Friday, March 13, 2009

If It's True, It's Fascinating

According to this story in IHE, a retired Duke University professor named Stuart Rojstaczer has issued a study of grade inflation. His findings suggest that grade inflation is commonplace throughout higher ed, particularly at selective liberal arts colleges and at flagship public universities in the South, but is nearly unknown among community colleges.

The comments to the story are worth reading. Cliff Adelman suggests that Rojstaczer is not to be taken seriously. I tend to take Cliff Adelman very seriously, so I'm not going to endorse the findings of the study just yet.

Many of the other comments, though, are variations on “adjuncts are scared of bad student evaluations, so they inflate the grades.” I'm not convinced.

Selective liberal arts colleges tend to be expensive, and to have relatively low adjunct percentages. That's part of what they sell. Community colleges as a sector tend to have higher adjunct percentages than just about any other part of higher ed, yet the study singles them out as immune to grade inflation.
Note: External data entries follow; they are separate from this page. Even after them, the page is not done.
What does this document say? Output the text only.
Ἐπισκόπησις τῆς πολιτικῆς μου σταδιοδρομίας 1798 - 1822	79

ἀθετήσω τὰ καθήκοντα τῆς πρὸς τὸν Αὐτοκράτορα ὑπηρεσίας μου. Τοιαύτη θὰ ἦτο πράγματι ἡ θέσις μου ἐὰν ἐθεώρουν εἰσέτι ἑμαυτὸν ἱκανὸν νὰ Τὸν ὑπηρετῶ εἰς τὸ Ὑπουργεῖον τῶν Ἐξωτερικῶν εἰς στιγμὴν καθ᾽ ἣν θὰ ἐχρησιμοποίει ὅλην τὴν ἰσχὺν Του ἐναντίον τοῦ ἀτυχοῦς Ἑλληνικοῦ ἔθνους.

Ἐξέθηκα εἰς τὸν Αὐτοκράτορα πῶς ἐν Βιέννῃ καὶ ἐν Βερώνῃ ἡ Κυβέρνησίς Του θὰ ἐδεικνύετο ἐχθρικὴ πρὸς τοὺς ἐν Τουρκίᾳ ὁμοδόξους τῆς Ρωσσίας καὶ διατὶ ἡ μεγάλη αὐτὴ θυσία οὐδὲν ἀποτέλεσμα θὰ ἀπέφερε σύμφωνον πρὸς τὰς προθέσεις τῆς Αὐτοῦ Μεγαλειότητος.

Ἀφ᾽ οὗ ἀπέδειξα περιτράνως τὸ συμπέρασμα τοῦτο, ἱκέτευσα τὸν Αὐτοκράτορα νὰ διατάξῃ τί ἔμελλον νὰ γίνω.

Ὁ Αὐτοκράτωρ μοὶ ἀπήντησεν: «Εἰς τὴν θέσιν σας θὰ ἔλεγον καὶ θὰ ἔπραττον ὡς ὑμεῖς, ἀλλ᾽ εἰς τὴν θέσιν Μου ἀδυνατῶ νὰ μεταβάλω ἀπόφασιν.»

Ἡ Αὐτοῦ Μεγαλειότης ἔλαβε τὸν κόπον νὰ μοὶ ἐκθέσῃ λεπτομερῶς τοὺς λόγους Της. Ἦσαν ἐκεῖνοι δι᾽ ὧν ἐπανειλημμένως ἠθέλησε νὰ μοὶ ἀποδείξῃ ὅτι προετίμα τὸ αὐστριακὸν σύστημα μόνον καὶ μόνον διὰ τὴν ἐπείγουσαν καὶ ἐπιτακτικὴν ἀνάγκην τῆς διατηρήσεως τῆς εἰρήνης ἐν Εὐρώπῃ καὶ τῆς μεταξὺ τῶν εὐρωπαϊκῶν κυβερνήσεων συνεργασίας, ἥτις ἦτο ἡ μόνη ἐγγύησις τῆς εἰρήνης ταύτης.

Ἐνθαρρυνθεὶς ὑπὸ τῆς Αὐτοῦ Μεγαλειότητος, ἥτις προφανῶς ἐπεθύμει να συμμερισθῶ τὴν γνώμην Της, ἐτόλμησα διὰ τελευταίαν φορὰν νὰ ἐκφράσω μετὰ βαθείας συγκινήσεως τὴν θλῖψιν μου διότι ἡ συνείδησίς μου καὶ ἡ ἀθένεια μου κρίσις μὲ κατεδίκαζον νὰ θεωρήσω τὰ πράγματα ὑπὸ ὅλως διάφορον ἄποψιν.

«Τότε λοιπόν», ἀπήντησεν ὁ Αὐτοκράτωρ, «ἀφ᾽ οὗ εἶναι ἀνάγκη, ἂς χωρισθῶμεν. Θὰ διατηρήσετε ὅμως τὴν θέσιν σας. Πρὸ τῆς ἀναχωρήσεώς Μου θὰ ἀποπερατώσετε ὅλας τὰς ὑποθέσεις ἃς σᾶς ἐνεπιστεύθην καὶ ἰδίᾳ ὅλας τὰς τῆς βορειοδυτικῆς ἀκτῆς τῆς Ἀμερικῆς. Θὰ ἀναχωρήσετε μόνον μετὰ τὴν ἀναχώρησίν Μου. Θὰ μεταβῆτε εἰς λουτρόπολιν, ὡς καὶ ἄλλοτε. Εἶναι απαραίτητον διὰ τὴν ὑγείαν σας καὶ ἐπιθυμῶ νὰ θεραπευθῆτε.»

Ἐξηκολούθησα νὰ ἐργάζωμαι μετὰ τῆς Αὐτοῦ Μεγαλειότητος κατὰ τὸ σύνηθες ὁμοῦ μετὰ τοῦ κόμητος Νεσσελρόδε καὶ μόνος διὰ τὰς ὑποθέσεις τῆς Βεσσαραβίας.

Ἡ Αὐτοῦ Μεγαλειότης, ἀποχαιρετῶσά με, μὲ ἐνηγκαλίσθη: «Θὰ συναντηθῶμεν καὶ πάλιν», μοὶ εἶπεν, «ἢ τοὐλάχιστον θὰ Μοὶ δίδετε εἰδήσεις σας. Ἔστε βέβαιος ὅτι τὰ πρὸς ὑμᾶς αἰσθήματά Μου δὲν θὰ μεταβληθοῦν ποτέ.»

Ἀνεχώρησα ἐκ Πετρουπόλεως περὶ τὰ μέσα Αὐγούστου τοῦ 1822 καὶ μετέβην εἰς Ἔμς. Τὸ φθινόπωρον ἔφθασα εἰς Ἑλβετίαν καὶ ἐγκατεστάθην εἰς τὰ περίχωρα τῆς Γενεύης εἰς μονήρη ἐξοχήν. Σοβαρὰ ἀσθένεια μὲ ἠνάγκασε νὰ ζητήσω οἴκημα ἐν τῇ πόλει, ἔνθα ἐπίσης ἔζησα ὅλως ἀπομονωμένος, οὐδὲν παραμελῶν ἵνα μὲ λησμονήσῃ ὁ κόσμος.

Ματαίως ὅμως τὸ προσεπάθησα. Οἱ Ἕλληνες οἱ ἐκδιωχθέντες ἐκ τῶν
If the study is correct, it pretty much blows the “scared adjuncts cause grade inflation” theory out of the water. The findings suggest that other variables – local culture, most likely – are far more powerful.

Anecdotally, at least, I'm inclined to support the 'local culture' theory over what I'll call Adjunct Determinism.
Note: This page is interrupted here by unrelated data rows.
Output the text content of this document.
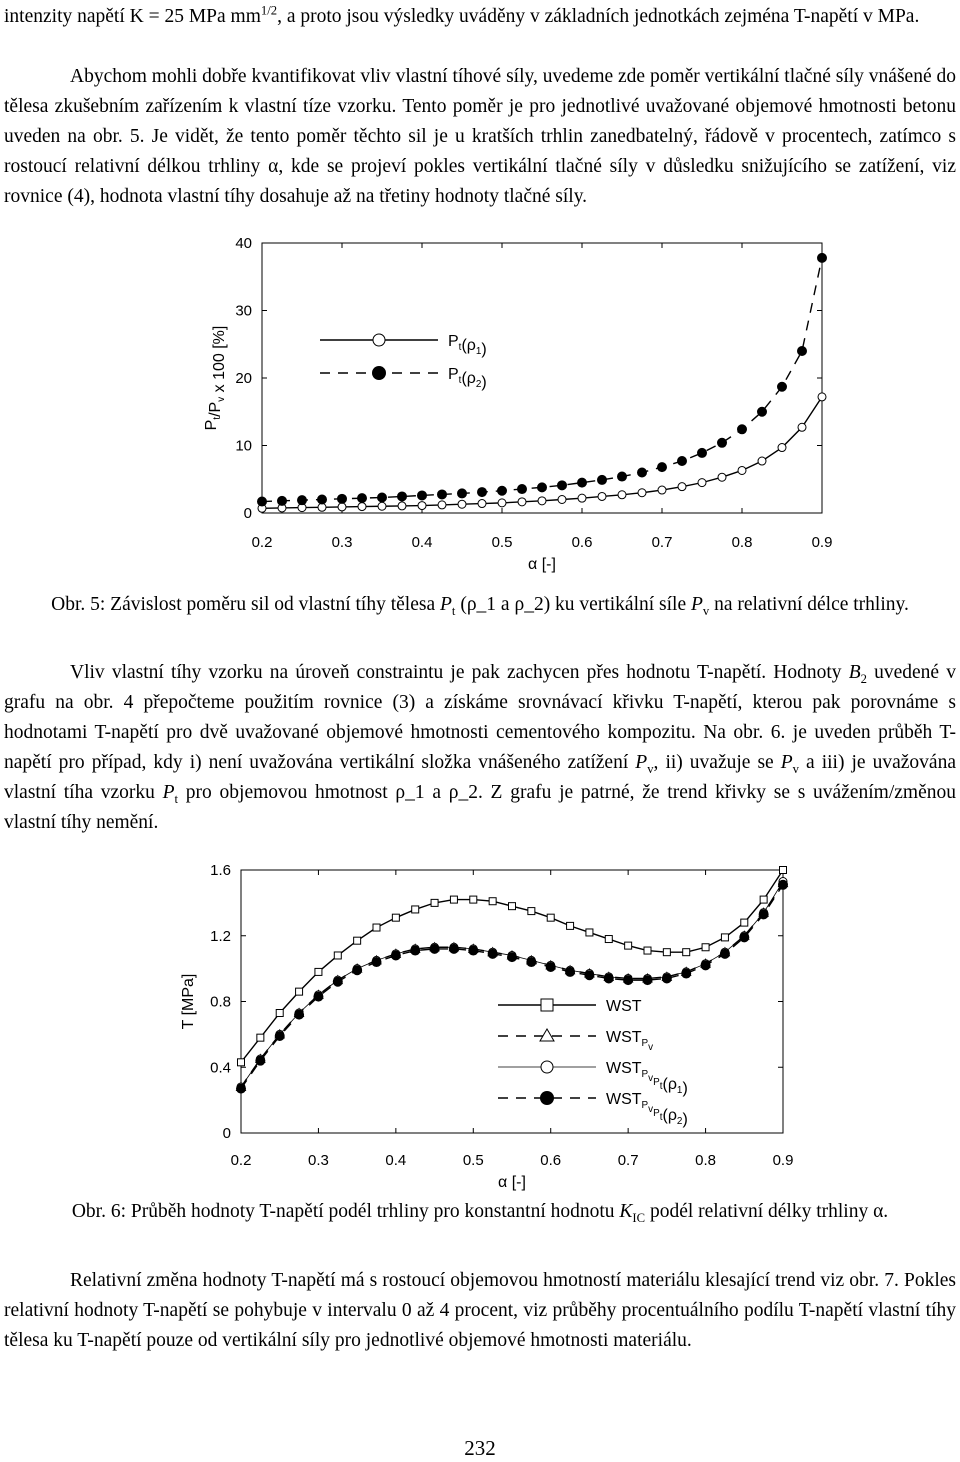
intenzity napětí K = 25 MPa $mm^{1/2}$, a proto jsou výsledky uváděny v základních jednotkách zejména T-napětí v MPa.

Abychom mohli dobře kvantifikovat vliv vlastní tíhové síly, uvedeme zde poměr vertikální tlačné síly vnášené do tělesa zkušebním zařízením k vlastní tíze vzorku. Tento poměr je pro jednotlivé uvažované objemové hmotnosti betonu uveden na obr. 5. Je vidět, že tento poměr těchto sil je u kratších trhlin zanedbatelný, řádově v procentech, zatímco s rostoucí relativní délkou trhliny α, kde se projeví pokles vertikální tlačné síly v důsledku snižujícího se zatížení, viz rovnice (4), hodnota vlastní tíhy dosahuje až na třetiny hodnoty tlačné síly.

0.2	0.3	0.4	0.5	0.6	0.7	0.8	0.9
0
10
20
30
40
α [-]
$P_t/P_v$ x 100 [%]	$P_t(\rho_1)$
$P_t(\rho_2)$

Obr. 5: Závislost poměru sil od vlastní tíhy tělesa $P_t$ (ρ_1 a ρ_2) ku vertikální síle $P_v$ na relativní délce trhliny.

Vliv vlastní tíhy vzorku na úroveň constraintu je pak zachycen přes hodnotu T-napětí. Hodnoty $B_2$ uvedené v grafu na obr. 4 přepočteme použitím rovnice (3) a získáme srovnávací křivku T-napětí, kterou pak porovnáme s hodnotami T-napětí pro dvě uvažované objemové hmotnosti cementového kompozitu. Na obr. 6. je uveden průběh T-napětí pro případ, kdy i) není uvažována vertikální složka vnášeného zatížení $P_v$, ii) uvažuje se $P_v$ a iii) je uvažována vlastní tíha vzorku $P_t$ pro objemovou hmotnost ρ_1 a ρ_2. Z grafu je patrné, že trend křivky se s uvážením/změnou vlastní tíhy nemění.

0.2	0.3	0.4	0.5	0.6	0.7	0.8	0.9
0
0.4
0.8
1.2
1.6
α [-]
T [MPa]	WST
$WST_{Pv}$
$WST_{PvPt}(\rho_1)$
$WST_{PvPt}(\rho_2)$

Obr. 6: Průběh hodnoty T-napětí podél trhliny pro konstantní hodnotu $K_{IC}$ podél relativní délky trhliny α.

Relativní změna hodnoty T-napětí má s rostoucí objemovou hmotností materiálu klesající trend viz obr. 7. Pokles relativní hodnoty T-napětí se pohybuje v intervalu 0 až 4 procent, viz průběhy procentuálního podílu T-napětí vlastní tíhy tělesa ku T-napětí pouze od vertikální síly pro jednotlivé objemové hmotnosti materiálu.

232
When I was at Proprietary U (the story doesn't mention whether Rojstaczer studied for-profits), grade inflation was rampant, and was almost official policy, but only on the low end. You could be as strict as you wanted with A's, but too many F's would get you fired. Although some of us objected strenuously to a fog-the-mirror standard for passing, when enrollments started to dip, it was made abundantly clear to the faculty that retention was to be pursued at almost all costs. Over time, naturally, students started to figure that out, with predictable results.

At Snooty Liberal Arts College, when I was a student, I don't recall too many people failing too many things. A's were tough, but B's were pretty common and D's or F's rare. And there was no such thing as an adjunct there.

At Flagship U, the TA's often graded much more demandingly than did the senior faculty. I interpreted that at the time as a form of insecurity on our parts. Frankly, I still do.

At my cc, I don't hear much talk of grade inflation, either from faculty or from students. (I hear plenty of complaints about other things – some valid, some not so much – but not about that.) That's not to say that we're unconcerned with student success – quite the opposite – but that we want that success to actually mean something. The adjunct percentage is far higher here than at SLAC or Flagship U, yet the grade inflation much less. That's why, despite my admiration for Cliff Adelman, at least this part of the findings sound right to me.

(On the flip side, the study singles out Princeton as having successfully attacked grade inflation. Did Princeton have a massive wave of adjuncts at some point?)

There are plenty of reasons to object to the adjunct trend, and plenty of reasons to object to grade inflation. But to assume that all bad things necessarily go together in a neat little package is a bit indulgent.

More likely, local expectations color grading, both for full-timers and for adjuncts. At the snootiest, high-end schools, where the adjunct trend is almost unknown, the culture of student entitlement is quite powerful. I haven't seen much of that at this level. If anything, the issue here is the opposite. Here, so many students come in with the emotional baggage of years of poor performance in the K-12 system that the challenge is in getting them to identify themselves as college material. At SLAC, getting a C was either an affront or a source of shame, depending on your mood; I've seen students here celebrate them.

I don't know if this study is actually valid or not, but it passes my gut test in a way that the 'scared adjuncts inflate grades' theory just doesn't. If Princeton has to issue a policy against grade inflation, but most community colleges don't, then I have a hard time pointing the finger at adjuncts. It's just not that simple.